6th International Conference on Computational Mathematics and Engineering Sciences / 20-22 May. 2022, Ordu – Turkey, Ordu, Turkey, 20 - 22 May 2022, vol.1, no.1, pp.257
In this study, GOLD data versus USD is investigated by Stochastic Differential
Equation Modeling (SDEM). First of all, Square Root Process, Geometric Brownian Motion
(GBM), Vasicek Model (VAS), and Cox-Ingersoll-Ross (CIR) models have selected from the
most preferred models in finance. Then, the parameters of the mentioned SDE models have
estimated using the quasi maximum likelihood method. Secondly, It has been given the pvalue
for the Kolmogorov-Smirnov test that checks if the empirical and theoretical
distribution are the same to see the goodness of fit of the model. Accordingly, all selected
models fit well with the given data. After that, model selection has been made among these 4
compatible models according to AIC and BIC criteria. Therefore, for the given data, the VAS
model is the most appropriate model according to both criteria. Finally, by using the VAS
model, which has been chosen as the most appropriate model, and applying Euler-Maruyama
Approximation Method future simulation trajectories of 100 steps between 25.04.2022 and
25.04.2023 have been obtained.
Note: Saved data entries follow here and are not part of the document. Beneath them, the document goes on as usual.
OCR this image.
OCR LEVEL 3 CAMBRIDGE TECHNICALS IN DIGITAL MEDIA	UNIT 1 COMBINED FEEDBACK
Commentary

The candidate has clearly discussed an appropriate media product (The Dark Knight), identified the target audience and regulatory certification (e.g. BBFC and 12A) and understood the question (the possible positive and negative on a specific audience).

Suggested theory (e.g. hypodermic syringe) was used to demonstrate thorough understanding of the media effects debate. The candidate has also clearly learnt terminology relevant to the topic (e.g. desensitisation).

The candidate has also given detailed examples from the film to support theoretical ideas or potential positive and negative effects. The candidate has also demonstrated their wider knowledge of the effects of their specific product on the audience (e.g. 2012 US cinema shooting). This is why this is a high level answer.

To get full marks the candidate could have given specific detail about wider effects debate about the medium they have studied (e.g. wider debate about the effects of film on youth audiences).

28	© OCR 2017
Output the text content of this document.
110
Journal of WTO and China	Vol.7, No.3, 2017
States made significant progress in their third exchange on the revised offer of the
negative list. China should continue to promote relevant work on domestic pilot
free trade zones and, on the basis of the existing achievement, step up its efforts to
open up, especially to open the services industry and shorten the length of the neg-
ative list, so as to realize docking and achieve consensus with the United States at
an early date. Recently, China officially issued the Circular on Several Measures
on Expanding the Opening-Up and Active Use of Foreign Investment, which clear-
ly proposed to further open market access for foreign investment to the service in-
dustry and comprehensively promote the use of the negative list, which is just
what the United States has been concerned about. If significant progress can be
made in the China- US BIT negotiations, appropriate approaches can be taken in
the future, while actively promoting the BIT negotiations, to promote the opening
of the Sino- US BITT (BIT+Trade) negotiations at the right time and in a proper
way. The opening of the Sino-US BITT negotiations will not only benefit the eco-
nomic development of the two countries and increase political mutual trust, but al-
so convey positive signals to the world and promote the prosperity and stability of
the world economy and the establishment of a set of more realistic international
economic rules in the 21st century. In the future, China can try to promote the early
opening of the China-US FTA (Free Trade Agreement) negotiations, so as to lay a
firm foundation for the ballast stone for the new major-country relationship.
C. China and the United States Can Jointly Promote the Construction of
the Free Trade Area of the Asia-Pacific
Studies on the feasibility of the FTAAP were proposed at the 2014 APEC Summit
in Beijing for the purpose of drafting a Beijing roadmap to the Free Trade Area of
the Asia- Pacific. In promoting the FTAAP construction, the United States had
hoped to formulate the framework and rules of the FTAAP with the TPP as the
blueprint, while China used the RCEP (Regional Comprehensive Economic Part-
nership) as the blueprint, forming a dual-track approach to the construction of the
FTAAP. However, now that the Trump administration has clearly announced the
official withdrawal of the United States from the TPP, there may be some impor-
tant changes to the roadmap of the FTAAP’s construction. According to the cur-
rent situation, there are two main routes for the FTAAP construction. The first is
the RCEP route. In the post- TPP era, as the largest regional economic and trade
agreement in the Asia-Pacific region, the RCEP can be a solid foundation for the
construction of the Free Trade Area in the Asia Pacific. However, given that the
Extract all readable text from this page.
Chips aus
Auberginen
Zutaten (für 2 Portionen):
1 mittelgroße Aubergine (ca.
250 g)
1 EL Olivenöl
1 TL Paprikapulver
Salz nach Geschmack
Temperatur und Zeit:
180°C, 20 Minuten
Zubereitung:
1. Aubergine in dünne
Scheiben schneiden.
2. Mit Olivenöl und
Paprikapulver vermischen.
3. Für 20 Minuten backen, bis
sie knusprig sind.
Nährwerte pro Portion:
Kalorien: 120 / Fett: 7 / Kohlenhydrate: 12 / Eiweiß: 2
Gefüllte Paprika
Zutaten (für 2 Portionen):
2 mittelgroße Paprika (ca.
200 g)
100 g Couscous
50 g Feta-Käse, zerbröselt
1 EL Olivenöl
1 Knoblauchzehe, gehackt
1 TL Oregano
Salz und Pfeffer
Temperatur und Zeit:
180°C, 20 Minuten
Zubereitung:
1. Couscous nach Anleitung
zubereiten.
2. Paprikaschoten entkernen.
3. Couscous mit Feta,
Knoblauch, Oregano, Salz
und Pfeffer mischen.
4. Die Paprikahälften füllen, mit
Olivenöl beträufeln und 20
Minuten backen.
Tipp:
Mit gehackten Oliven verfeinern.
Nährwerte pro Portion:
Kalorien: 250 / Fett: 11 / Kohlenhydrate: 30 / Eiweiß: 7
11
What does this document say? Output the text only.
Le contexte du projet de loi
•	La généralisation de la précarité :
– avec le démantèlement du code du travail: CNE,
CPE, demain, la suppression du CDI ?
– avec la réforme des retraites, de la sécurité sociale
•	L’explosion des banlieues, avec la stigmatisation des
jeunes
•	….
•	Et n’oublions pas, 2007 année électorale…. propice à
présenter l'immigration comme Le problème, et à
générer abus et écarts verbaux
Gold opening data with the symbol GC=F between
02.01.2020 and 25.04.2022 have obtained with the help of https://finance.yahoo.com/ link,
with the YUIMAGUI interface of the RSTUDIO program and all results have also made by
using YUIMAGUI. These results are also corroborated by graphical representation.
Keywords: stochastic differential equation , quasi maximum likelihood, Euler-Maruyama
aroximation method,square root process, CIR, GBM, VAS, YUIMAGUI.